What is holding Pondexter back offensively, at this stage, is a combination of ball handling and basketball IQ. He is still almost exclusively a straight-line dribbler without a left hand, which limits his effectiveness and creativity on the perimeter. Improving his handle would help him as a slasher, allowing him to better utilize his athleticism to get to the basket. Similarly, as he spends much of his time on the court in the post, improved ball handling ability would make him more dangerous as a mismatch threat facing the basket at the collegiate level. His devastating quickness, combined with his strength, developing footwork, and improving touch around the basket, have allowed Pondexter to reinvent himself as a true combo forward in the vein of current Milwaukee Buck, Luc Richard Mbah a Moute.

Comparing Pondexter to Mbah a Moute invites another criticism. While Pondexter has certainly improved on the offensive end and superficially resembles the former UCLA star, his basketball IQ is still lacking. In order to make the transition from the collegiate post to a professional multipurpose role, he must show better awareness and the decision-making ability while on the floor. Four years later, Pondexter is still not much of a passer and still looks confused when he touches the ball outside of 15 feet. If he wants to prove to scouts that he can play in the NBA, he must first show that he has better court savvy and can thrive in a well-defined, but limited role.

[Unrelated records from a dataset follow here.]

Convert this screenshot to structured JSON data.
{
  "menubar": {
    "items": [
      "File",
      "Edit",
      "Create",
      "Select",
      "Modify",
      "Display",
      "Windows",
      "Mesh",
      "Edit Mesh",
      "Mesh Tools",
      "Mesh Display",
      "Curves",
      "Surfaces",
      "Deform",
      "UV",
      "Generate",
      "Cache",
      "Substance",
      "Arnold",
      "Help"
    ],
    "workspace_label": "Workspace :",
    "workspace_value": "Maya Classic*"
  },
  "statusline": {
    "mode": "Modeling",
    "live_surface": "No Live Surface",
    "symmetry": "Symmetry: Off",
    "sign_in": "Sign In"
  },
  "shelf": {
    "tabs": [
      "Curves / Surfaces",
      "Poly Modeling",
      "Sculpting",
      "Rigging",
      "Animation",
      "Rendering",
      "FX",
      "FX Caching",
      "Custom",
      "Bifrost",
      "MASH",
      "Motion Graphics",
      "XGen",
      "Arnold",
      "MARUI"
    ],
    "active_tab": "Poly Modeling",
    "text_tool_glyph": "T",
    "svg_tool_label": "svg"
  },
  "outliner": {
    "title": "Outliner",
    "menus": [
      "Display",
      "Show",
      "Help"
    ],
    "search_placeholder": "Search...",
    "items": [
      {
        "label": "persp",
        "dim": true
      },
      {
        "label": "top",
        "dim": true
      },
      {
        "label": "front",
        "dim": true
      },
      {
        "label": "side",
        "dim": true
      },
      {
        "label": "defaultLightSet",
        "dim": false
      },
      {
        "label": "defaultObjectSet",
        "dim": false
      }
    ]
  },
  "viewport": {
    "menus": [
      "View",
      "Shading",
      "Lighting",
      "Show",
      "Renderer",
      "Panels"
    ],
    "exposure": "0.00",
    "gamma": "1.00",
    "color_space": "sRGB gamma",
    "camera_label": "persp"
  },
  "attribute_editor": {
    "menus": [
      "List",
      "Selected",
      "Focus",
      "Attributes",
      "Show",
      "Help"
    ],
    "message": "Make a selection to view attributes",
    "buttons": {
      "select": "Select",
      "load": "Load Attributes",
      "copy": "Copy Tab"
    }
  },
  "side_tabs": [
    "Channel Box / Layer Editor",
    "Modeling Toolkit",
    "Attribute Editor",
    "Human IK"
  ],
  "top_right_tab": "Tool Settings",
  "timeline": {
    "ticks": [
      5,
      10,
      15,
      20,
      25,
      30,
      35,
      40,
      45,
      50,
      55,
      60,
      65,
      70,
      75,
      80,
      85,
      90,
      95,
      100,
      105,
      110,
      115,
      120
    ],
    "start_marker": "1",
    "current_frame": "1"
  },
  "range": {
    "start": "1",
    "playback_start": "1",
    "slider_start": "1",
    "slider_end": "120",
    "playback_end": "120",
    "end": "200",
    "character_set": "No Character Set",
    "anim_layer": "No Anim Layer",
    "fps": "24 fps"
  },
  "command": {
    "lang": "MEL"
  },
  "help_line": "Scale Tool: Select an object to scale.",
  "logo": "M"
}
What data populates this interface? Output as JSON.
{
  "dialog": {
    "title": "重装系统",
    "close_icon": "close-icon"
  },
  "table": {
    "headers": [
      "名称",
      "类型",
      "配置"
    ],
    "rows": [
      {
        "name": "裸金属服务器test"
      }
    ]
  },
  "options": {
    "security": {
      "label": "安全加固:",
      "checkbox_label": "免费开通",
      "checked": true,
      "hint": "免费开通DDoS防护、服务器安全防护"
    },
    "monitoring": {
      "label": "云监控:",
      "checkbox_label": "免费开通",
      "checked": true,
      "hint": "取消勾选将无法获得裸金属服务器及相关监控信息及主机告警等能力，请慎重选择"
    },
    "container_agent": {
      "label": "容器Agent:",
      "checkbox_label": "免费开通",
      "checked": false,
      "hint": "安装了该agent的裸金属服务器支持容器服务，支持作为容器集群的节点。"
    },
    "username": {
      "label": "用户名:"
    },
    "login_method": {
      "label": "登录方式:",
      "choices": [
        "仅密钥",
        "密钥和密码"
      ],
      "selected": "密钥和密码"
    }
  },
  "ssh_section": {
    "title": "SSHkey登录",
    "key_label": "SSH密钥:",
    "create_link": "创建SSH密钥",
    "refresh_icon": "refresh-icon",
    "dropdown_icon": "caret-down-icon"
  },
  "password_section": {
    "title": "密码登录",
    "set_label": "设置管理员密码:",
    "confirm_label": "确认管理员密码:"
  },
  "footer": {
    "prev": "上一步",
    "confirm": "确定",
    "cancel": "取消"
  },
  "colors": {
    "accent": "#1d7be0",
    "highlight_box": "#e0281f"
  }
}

Pondexter has the potential to be a lock-down defender, as he possesses very good lateral quickness that allows him to stay with faster guards on the perimeter in addition to guarding post players. His wingspan and strength help him to overcome his lack of size, though at the next level, he will not be able to guard big men as effectively. Pondexter is a very active defender, as well, moving constantly and always staying in the mix on the defensive boards, even while playing next to Jon Brockman last season. He must improve his awareness, however, if he wants to play at the next level. As mentioned earlier, his basketball IQ is just average and he must work harder to stay in position and not miss rotations as both a post defender and a perimeter defender.

Pondexter’s final season in Washington will be pivotal in determining whether or not the NBA is in his future. He must prove to scouts that he has improved his shooting range and can consistently knock down shots with his feet set. Similarly, he should also work on his ball handling ability and try to expand his offensive arsenal. On a team full of undersized guards, he will likely not see much time on the perimeter, but he has every opportunity to emerge as a dominant and versatile face-up four man in the Washington system. If he can flourish in his role and can show improvements on both sides of the ball, then there will surely be teams thinking about him on draft night.